Der weitaus spannendere Heat lief parallel: Antoine Martin holte mit einem Stalled Double gleich zu Beginn die höchste Sprung-Wertung des Tages (9,38) und führte lange gegen Alessio Stillrich. Der Local zeigte ebenfalls herausragende Sprünge, kam aber in der Wellen-Wertung nicht an Martin heran. Erst kurz vor Ende holte er 5,5 Punkte und lag damit exakt punktgleich. In diesem Fall zählte die bessere Welle, die Stillrich in die nächste Runde brachte, dort wartete dann Köster.
Der fünfmalige Weltmeister ließ auch hier nichts anbrennen, holte mit 22 Punkten die höchste Heat-Wertung des Tages und beendete die Aufholjagd von Alessio Stillrich. Gegen Leon Jamaer gab es dann im nächsten Heat ein deutsch-deutsches Duell. Jamaer hatte Adam Warchol und - im letzten Moment des Heats - Josep Pons geschlagen, doch gegen Köster war dann Schluss. Wie üblich, hatte Köster gleich zu Beginn einen sehr guten Sprung hingelegt, Leon hatte lange die bessere Wellen-Wertung. Doch kurz vor Schluss zauberte Philip noch eine Sechser-Welle und kam knapp in die nächste Runde weiter.
Doch gegen Marc Paré kam Köster nicht in den leichtfüßigen Flow, der ihn fünf Heats bis hierher getragen hatte.

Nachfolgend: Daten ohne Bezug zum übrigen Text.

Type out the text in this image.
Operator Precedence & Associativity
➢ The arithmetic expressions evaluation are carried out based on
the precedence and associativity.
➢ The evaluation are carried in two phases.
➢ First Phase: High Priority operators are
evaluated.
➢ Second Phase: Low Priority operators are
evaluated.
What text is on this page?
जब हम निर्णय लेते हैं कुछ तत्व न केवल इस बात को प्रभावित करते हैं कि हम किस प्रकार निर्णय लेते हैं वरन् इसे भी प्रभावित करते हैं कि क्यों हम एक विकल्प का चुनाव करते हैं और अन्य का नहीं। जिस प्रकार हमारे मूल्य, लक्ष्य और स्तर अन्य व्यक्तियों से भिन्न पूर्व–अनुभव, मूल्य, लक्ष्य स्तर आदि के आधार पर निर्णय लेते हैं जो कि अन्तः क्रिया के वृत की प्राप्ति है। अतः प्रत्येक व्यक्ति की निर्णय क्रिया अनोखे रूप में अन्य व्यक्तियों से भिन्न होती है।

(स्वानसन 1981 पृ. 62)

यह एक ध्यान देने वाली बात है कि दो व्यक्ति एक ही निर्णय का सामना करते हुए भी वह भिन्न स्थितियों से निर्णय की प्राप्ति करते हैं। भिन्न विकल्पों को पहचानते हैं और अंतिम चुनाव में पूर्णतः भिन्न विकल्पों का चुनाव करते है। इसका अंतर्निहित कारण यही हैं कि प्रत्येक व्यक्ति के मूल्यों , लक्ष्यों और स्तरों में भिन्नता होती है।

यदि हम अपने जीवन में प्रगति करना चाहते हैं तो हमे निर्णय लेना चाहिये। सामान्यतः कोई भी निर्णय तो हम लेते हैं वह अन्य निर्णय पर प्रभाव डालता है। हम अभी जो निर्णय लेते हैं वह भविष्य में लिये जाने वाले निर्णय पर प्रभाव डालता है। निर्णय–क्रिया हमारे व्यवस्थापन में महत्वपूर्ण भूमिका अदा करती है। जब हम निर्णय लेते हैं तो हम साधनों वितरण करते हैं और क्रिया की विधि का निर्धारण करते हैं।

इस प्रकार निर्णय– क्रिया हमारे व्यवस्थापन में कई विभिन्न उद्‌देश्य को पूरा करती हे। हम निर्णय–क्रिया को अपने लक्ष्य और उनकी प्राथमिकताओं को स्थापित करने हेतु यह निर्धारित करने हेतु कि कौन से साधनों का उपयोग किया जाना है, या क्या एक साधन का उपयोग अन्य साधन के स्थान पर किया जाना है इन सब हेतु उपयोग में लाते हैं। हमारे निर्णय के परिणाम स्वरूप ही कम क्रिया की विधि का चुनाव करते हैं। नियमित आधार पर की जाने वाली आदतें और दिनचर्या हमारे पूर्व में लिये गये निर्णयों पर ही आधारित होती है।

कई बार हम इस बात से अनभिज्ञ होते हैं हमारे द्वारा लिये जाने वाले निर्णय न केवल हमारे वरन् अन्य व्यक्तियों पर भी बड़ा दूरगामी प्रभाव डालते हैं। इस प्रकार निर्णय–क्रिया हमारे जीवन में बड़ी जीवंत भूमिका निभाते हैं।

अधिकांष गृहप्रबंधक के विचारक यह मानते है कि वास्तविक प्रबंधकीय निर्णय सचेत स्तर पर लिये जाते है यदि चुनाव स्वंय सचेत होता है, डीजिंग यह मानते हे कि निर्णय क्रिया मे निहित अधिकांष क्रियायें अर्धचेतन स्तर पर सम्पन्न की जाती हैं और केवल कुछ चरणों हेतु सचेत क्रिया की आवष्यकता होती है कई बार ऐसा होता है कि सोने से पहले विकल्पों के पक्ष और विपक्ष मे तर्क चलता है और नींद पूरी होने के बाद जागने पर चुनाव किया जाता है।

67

Möglicherweise tat auch der verletzte Fuß wieder weh, jedenfalls konnte er dem frischen Paré wenig entgegensetzen. Am Ende Platz fünf für ihn nach einer beeindruckenden Aufholjagd. Paré kam dann gegen Ricardo Campello weiter und ging gegen Marino Gil Gherardi in den Heat um Platz zwei. Dort ging es spektakulär zu: Die beiden guten Freunde zeigten nahezu identische Doubleloops auf der gleichen Welle, kurz danach noch zwei synchrone Backloops - und das im ersten Run des Heats! Marino hat erst im Mai dieses Jahres den Doppelloop gelernt und warf unter dem lauten Jubel seiner Fans am Strand Paré raus.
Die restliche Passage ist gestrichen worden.